EMC ECS Replication Groups Test

The replication group is used by ECS for replicating data to other sites so that the data is protected and can be accessed from other, active sites. When you create a bucket, you specify the replication group it is in. ECS ensures that the bucket and the objects in the bucket are replicated to all the sites in the replication group.

Given that data is the most important asset for any organization, data must be safe from any of the failures like disk, node, or the entire site.

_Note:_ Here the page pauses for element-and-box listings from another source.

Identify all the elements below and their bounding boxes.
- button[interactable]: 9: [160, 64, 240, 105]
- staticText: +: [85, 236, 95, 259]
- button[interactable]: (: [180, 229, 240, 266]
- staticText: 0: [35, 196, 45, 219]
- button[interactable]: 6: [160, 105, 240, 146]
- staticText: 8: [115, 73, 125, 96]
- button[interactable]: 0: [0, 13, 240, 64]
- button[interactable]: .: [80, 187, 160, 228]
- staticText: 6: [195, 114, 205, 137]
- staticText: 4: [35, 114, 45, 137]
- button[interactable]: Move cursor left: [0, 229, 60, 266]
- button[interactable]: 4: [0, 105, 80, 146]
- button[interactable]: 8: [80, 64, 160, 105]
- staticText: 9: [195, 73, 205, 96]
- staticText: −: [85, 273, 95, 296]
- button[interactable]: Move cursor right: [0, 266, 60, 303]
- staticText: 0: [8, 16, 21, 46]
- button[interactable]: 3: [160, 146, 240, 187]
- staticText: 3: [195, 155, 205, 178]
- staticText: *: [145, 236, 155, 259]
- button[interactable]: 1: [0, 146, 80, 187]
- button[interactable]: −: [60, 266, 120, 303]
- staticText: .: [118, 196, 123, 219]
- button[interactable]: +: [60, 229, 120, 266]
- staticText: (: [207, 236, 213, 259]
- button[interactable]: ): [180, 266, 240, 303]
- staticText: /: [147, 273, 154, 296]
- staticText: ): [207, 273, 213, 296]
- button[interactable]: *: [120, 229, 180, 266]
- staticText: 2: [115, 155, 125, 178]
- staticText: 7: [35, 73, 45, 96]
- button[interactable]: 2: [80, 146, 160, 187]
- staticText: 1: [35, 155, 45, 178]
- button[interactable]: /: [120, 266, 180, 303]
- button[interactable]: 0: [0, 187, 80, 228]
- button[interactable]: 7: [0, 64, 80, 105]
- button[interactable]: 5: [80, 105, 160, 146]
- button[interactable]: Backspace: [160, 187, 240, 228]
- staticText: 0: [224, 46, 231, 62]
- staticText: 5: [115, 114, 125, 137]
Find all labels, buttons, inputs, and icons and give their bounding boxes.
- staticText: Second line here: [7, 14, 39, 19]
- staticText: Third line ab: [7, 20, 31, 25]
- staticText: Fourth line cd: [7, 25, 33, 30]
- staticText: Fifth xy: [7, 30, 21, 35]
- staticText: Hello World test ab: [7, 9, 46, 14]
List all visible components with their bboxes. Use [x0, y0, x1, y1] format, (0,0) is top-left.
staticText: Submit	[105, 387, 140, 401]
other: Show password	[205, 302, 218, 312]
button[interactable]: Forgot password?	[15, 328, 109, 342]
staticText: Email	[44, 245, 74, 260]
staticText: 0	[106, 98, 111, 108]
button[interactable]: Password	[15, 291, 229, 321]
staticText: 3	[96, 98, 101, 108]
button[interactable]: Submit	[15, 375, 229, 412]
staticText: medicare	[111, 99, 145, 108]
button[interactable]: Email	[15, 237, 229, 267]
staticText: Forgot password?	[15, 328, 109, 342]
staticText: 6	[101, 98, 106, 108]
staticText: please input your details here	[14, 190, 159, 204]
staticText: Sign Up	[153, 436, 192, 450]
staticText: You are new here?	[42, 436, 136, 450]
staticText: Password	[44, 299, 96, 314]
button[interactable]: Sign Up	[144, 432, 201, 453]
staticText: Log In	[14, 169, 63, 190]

The purpose of this test is to determine the status of the replication group, the number of zones where data is replicated, rate t which data is transferred, and the amount of data still to be sent. Any deviation for normal could indicate a problem and administrators can take corrective action.

Target of the test : A Dell EMC Elastic Cloud Storage System

Agent deploying the test : A remote agent

Outputs of the test : One set of results for each replication group in EMC Elastic Cloud Storage

Configurable parameters for the test
Parameter Description

Test period

How often should the test be executed .

Host

The host for which the test is to be configured. Since the storage device is managed using the IP address of its storage controller, the same will be displayed as host.

Port

The port number at which the specified host listens. By default, this is NULL.

ECS REST API Port

This is the port at which REST API connectivity is provided. By default, port 4443 is used.

Username and Password

To collect performance metrics from the target storage device, the eG agent should be configured with the credentials of a user who is vested with "read-only" privileges to access REST API of the target storage device. Specify the credentials of such a user in the Username and Password text boxes.

Confirm Password

Confirm the password by retyping it here.

Timeout Seconds

Specify the time duration for which this test should wait for a response from the storage system in the Timeout text box. By default, this is 60 seconds.

DD Frequency

Refers to the frequency with which detailed diagnosis measures are to be generated for this test. The default is 1:1. This indicates that, by default, detailed measures will be generated every time this test runs, and also every time the test detects a problem. You can modify this frequency, if you so desire. Also, if you intend to disable the detailed diagnosis capability for this test, you can do so by specifying none against DD frequency.

Detailed Diagnosis

To make diagnosis more efficient and accurate, the eG Enterprise embeds an optional detailed diagnostic capability. With this capability, the eG agents can be configured to run detailed, more elaborate tests as and when specific problems are detected. To enable the detailed diagnosis capability of this test for a particular server, choose the On option. To disable the capability, click on the Off option.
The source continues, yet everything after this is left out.